The other complication is, all these numbers do change accordingly to the object being shot, the object distance, the color of the object, etc. The same 50mm lens can deliver an MTF approaching 50% at f/8, and 33% at f/1.8, when shooting a distant building. Building windows are good targets since they are high-contrast. It is possible that post-processing worked better with colored objects (the building I shot was green, with white window frames; green and white are different colors, while black and white are shares of a single color: gray).
This performance difference for different colors is probably one of the ingredients of the "secret sauce" that DxOMark uses to estimate effective megapixels.
The relationship between MTF and megapixels is related to the so-called Nyquist limit, that affects all digital media. In order to represent a signal with frequency f, it takes at least 2f samples, or pixels.
For example, to represent a "zebra" pattern — black and white lines — it takes at least one pixel per line. Black pixel, white pixel, black, white... Quite clear, right? 60 line pairs take 120 pixels, at least, to encode this zebra pattern in digital form.
This limit is absolute, one cannot escape it. If one tries to represent a higher-frequency signal e.g. 90 line pairs with the same 120 pixels, the final result is a false signal of 30 line pairs. It is the dreaded aliasing or moiré, that adds false patterns to an image. Feed the pixels with a finer pattern than Nyquist limit is not only useless, it spoils the image.
The Nyquist limit is theoretical, and assumes a perfect decoding that by definition cannot be implemented. If the digital-analog decoder (in the case of a picture, such decoder would be a screen or a printer) is not perfect, the moiré and aliasing effects show in frequencies below the Nyquist limit. Still using the same example, the 120 pixels would have trouble to represent any signal above 30 or 40 line pairs in practice.
The Nyquist limit, as far as the theory goes, guarantees an MTF of 100% until the cut-off frequency, and 0% above it. It is clear that we can represent 60 line pairs in 120 pixels with 100% MTF, since the pixels can have alternate colors, but 40 line pairs in 120 pixels does not have such a sharp relationship. The MTF must be lower than 100% for this case. Indeed the solution to avoid moiré and aliasing is a low-pass filter that reduces MTF as the frequency increases.

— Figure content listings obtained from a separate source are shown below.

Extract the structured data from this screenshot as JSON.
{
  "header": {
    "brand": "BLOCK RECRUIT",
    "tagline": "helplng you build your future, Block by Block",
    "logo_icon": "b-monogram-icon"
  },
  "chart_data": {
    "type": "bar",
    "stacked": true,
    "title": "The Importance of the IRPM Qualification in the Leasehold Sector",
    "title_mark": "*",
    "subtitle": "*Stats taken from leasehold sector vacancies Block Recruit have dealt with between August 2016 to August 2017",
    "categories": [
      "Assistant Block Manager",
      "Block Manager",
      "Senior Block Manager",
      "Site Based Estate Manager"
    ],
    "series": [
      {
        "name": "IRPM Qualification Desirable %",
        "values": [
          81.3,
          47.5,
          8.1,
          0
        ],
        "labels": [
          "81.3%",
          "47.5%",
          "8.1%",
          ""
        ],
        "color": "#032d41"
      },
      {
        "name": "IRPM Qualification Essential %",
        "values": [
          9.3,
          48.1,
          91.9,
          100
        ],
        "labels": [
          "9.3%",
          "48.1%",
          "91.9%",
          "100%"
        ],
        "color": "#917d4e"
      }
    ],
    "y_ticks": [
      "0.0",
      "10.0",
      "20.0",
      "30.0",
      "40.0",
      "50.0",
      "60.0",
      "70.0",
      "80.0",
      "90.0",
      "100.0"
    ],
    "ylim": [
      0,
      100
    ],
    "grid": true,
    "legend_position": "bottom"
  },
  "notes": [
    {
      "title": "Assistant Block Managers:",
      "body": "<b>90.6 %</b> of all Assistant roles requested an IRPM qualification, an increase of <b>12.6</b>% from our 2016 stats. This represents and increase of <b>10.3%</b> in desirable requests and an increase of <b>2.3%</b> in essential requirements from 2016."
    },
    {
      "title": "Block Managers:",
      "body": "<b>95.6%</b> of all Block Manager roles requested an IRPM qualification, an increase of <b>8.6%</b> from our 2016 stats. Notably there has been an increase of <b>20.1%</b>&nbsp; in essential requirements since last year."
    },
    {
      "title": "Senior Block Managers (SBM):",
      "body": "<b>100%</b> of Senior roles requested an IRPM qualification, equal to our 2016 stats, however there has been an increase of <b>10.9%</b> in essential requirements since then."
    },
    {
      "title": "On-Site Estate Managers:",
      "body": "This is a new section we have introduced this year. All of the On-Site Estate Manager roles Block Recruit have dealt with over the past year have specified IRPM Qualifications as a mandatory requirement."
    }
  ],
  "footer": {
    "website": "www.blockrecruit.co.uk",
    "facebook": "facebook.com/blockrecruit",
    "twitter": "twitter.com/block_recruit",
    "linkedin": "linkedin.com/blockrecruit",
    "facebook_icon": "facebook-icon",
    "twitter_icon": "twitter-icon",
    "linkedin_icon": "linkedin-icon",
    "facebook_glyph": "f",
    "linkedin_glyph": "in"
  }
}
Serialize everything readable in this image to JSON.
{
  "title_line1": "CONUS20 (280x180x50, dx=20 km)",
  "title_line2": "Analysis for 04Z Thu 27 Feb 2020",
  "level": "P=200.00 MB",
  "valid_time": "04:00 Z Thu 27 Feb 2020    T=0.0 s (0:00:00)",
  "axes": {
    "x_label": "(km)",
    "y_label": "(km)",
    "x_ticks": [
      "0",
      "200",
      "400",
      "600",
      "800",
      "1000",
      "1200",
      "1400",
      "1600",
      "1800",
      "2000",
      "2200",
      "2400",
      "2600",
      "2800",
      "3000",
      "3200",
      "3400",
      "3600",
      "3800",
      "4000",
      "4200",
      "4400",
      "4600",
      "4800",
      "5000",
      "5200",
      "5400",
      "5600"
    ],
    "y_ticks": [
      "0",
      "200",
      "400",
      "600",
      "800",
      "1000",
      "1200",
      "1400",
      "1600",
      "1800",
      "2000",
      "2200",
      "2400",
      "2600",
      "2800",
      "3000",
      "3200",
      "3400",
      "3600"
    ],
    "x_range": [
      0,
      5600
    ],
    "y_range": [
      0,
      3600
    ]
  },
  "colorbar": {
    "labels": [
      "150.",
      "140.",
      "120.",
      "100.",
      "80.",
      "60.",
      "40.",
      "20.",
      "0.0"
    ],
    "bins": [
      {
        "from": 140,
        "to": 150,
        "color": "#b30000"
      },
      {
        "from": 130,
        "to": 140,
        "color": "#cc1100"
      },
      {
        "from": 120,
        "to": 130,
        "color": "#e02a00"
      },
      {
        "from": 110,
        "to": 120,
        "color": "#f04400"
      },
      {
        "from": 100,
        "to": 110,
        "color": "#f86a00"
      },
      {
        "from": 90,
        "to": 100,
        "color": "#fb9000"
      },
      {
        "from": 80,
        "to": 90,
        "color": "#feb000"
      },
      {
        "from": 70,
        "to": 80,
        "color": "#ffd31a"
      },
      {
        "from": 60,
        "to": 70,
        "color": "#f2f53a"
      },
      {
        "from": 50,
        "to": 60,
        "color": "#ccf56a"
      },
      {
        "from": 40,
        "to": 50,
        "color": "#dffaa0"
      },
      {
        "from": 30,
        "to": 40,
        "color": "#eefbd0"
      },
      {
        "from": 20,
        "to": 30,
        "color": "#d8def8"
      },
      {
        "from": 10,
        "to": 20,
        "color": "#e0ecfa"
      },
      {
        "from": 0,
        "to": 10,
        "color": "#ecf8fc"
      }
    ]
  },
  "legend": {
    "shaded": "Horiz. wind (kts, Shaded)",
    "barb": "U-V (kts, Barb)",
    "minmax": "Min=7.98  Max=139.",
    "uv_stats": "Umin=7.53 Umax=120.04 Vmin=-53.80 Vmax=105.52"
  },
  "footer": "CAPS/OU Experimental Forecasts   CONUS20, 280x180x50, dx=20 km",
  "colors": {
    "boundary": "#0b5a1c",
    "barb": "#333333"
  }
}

Until 2012 or 2013, every sensor had an OLPF filter, that took some sharpness but avoided moiré. The ideal OLPF filter would reduce the MTF gradually from 100% to 50% in the vicinity of Nyquist cut-off frequency, and down to 0% above it. But such a filter is physically impossible. Every OLPF takes sharpness because it must depress the MTF more than strictly necessary in order to avoid moiré effectively.
The current trend is to abolish the OLPF filter. First, because the lens themselves have limited resolution when compared with modern sensors, so they already are doing the role of a low-pass filter. Filtering twice degrades the image; if an OLPF filter limits the effective resolution to 20MP and the lens is also 20MP, the combinations yields only 10MP. Second, fixing the moiré in software is viable these days.